The answer she arrived at is simple and, sadly, predictable.
“I don’t know that the same story would have happened with a man bringing it to the Supreme Court,” Leo says. “It has to do with the fact that she’s female.”
That doesn’t just apply to Murray O’Hair not receiving the credit for accomplishing what she did, but the fact that her very public activism during her life led her to be the subject of so much hatred and attacking.
As Leo so entertainingly captures in The Most Hated Woman in America, Murray O’Hair wasn’t demure in her fight on behalf of atheists. One of her first lines in the film is a retort to a man who tells her to shut up: “You tell me to shut up? You don’t know what weeds you’re pissing in, buddy.”
When pleading her case in public forums, be it on Phil Donahue or Johnny Carson’s talk shows, or in a televised debate with Preacher Bob Harrington, she attacked the religious, ridiculed their beliefs, and provoked with a mischievous glee. At one point in the film, Leo’s Murray O’Hair claimed that the Bible was written by “faggots,” saying that, “Jesus was as queer as a $3 bill.”
“If she had been terribly polite and quiet about it, I don’t know that she would’ve been heard,” Leo says. “So then she’s abrasive, perhaps. Loud, perhaps. Foul-mouthed, for sure. Does that help her cause? Not really! But it gets her heard.”
What’s that saying? Well-behaved women seldom make history?
“It is absolutely true,” Leo stresses. “We have all kinds of men through our history—abrasive assholes that become kings and heroes, and soft-spoken gentlemen who are regarded with respect. I don’t know that I can understand that, but I know that I’ve been a woman in the United States of America all my life and it remains as difficult today as then. Maybe more so because there’s the delusion that things have changed.”
More, in the case of Madalyn Murray O’Hair, here is a woman who literally made history, but who still is written out of the record.
Forget the implausibility that a woman could be so notorious in her lifetime to be branded “The Most Hated Woman in America,” and then entirely unknown in the years since her death. Forget about the fact that any progress that has been made in society as far as the normalization of atheism in a historically Christian society and the removal of religion from government and schools is owed to her.
There’s the simple matter that her story has yet to be told.
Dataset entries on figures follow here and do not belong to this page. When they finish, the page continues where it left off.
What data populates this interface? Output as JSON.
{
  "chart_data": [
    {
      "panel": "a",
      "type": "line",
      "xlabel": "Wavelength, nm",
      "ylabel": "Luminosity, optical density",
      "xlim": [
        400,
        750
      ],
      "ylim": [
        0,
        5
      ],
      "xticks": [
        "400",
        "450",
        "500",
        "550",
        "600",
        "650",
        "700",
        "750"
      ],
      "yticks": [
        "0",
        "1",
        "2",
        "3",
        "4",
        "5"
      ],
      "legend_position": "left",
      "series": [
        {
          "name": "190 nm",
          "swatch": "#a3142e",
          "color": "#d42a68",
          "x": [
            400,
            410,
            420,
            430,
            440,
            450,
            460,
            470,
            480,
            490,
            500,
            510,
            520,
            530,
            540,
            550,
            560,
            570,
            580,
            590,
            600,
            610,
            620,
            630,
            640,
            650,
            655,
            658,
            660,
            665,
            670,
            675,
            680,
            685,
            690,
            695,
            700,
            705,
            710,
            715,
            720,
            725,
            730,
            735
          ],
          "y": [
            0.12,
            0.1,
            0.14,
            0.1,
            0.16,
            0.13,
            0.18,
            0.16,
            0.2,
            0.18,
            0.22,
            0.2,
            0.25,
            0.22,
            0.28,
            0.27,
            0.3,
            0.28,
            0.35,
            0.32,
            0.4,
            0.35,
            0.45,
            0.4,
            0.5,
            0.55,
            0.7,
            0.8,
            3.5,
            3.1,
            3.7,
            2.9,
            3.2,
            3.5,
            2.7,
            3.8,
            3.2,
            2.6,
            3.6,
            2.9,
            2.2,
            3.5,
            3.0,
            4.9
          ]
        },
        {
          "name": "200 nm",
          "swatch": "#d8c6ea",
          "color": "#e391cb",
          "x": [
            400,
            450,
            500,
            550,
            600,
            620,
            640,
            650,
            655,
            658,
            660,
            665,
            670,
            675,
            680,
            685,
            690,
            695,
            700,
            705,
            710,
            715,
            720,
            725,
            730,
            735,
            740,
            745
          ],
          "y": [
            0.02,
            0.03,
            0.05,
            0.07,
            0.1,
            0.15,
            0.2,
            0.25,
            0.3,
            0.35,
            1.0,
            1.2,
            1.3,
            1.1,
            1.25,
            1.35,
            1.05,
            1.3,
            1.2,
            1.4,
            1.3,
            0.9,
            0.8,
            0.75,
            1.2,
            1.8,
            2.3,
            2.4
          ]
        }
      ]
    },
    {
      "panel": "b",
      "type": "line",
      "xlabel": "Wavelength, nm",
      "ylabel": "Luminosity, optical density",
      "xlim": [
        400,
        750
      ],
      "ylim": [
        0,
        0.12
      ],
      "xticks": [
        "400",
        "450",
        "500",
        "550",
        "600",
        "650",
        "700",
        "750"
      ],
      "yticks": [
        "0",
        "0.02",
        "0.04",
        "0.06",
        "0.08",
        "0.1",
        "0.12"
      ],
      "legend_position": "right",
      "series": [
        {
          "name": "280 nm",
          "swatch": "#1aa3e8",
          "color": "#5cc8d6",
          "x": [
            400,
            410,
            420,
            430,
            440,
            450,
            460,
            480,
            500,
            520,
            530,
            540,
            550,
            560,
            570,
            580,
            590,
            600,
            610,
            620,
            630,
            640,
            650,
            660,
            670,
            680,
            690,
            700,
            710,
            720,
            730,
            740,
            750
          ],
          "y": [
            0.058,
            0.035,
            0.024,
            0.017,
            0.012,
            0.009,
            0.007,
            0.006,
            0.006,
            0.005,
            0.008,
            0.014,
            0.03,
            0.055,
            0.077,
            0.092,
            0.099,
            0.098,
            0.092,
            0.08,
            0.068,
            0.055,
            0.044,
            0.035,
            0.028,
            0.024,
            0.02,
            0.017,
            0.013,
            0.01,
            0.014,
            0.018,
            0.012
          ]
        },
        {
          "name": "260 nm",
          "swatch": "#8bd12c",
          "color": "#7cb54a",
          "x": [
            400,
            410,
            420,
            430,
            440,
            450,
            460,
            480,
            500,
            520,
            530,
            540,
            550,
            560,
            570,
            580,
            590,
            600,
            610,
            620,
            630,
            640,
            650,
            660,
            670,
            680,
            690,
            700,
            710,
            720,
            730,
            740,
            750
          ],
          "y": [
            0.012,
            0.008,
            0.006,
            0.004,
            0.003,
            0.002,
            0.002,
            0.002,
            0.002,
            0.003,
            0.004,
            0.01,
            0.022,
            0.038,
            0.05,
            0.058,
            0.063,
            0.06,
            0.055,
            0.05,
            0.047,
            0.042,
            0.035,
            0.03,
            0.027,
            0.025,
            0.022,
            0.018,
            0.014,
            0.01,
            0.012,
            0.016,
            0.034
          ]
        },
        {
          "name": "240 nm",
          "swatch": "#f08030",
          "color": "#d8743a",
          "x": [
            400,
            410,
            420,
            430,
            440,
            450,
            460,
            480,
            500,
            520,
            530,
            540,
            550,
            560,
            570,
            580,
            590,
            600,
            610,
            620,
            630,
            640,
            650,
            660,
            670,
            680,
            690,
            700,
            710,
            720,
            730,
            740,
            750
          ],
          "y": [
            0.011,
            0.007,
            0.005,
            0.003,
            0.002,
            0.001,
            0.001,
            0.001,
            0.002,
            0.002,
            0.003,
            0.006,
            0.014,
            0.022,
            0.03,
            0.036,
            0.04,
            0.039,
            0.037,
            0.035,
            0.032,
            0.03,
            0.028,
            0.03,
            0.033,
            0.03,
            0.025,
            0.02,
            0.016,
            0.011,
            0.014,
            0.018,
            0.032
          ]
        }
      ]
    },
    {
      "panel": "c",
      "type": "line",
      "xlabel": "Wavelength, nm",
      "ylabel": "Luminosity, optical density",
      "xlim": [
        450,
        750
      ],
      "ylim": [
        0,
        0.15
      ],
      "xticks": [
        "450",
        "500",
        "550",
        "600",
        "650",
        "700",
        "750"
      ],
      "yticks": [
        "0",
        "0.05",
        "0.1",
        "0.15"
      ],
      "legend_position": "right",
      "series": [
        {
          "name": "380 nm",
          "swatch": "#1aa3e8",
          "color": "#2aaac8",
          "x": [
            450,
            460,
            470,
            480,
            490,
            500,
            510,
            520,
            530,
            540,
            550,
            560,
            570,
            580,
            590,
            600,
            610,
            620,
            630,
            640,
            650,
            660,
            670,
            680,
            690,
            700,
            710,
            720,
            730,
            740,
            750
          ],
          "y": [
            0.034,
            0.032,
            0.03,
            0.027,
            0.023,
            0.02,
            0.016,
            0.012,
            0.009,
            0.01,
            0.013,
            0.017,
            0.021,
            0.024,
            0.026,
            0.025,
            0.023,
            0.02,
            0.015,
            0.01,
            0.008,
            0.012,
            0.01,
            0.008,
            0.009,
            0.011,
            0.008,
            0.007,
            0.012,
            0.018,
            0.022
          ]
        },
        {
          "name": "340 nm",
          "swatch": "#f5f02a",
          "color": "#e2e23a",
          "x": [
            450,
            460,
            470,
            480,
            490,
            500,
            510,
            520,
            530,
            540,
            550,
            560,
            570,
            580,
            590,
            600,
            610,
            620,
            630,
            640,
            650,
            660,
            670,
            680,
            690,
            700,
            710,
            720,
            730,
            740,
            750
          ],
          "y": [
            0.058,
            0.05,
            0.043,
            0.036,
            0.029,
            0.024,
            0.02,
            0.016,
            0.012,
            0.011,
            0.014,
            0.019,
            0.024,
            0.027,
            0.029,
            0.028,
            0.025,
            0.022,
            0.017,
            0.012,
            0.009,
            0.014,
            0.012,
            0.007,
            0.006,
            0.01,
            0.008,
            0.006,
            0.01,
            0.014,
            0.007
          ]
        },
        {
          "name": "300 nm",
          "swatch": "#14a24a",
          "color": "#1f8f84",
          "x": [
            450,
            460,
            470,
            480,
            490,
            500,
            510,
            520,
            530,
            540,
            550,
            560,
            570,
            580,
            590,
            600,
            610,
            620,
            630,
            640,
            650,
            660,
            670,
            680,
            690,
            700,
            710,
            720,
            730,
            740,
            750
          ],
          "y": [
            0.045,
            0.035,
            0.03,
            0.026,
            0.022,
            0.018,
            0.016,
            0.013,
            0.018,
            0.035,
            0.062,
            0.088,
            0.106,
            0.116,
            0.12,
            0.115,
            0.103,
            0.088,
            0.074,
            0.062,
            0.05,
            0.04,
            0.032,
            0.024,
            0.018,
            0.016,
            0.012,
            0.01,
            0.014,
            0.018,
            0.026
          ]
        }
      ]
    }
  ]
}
How is it possible that this is the first time a film has been made about her, when stories don’t get more cinematic than this one?
The David vs. Goliath fight of the single mom with no means taking on the Supreme Court. Her larger-than-life personality and way of speaking. And then, macabre as it is, the dramatic and violent way that she died—kidnapping, mystery, ransom, and grisly murder.
“The first obvious answer, again, is that she’s a woman,” Leo says.
Suddenly panicked that she sounds like a broken record, she goes on. “I’ve said it before: I’m no feminist. I wish we could all get to just being human beings together. But that’s not the climate out there. It’s shocking.”
It’s shocking, but Leo is also a realist. She looks at Murray O’Hair’s accomplishments—the Supreme Court decision, the conversations started by American Atheists, the civil rights work, the social work—and sees that, as with the Life magazine cover, all mention of her focuses on the hatred she endured, invited, and, yes, even spewed.
“When I raise my voice in my own industry in a work situation, and I’m making a suggestion—‘Let’s not do it this way, but this way…’—everybody only hears when I said, ‘Not this way.’ Nobody hears all the agreement, the collusion, the, ‘Oh yeah I can do it that way,’” she says. “All they hear is the one time I say, ‘Oh yeah, that’s not going to work.’”
To that regard, Leo says, “It was very attractive to play Madalyn Murray O’Hair. Whether or not Melissa Leo needs ‘most hated woman’ as her credit will remain to be seen.”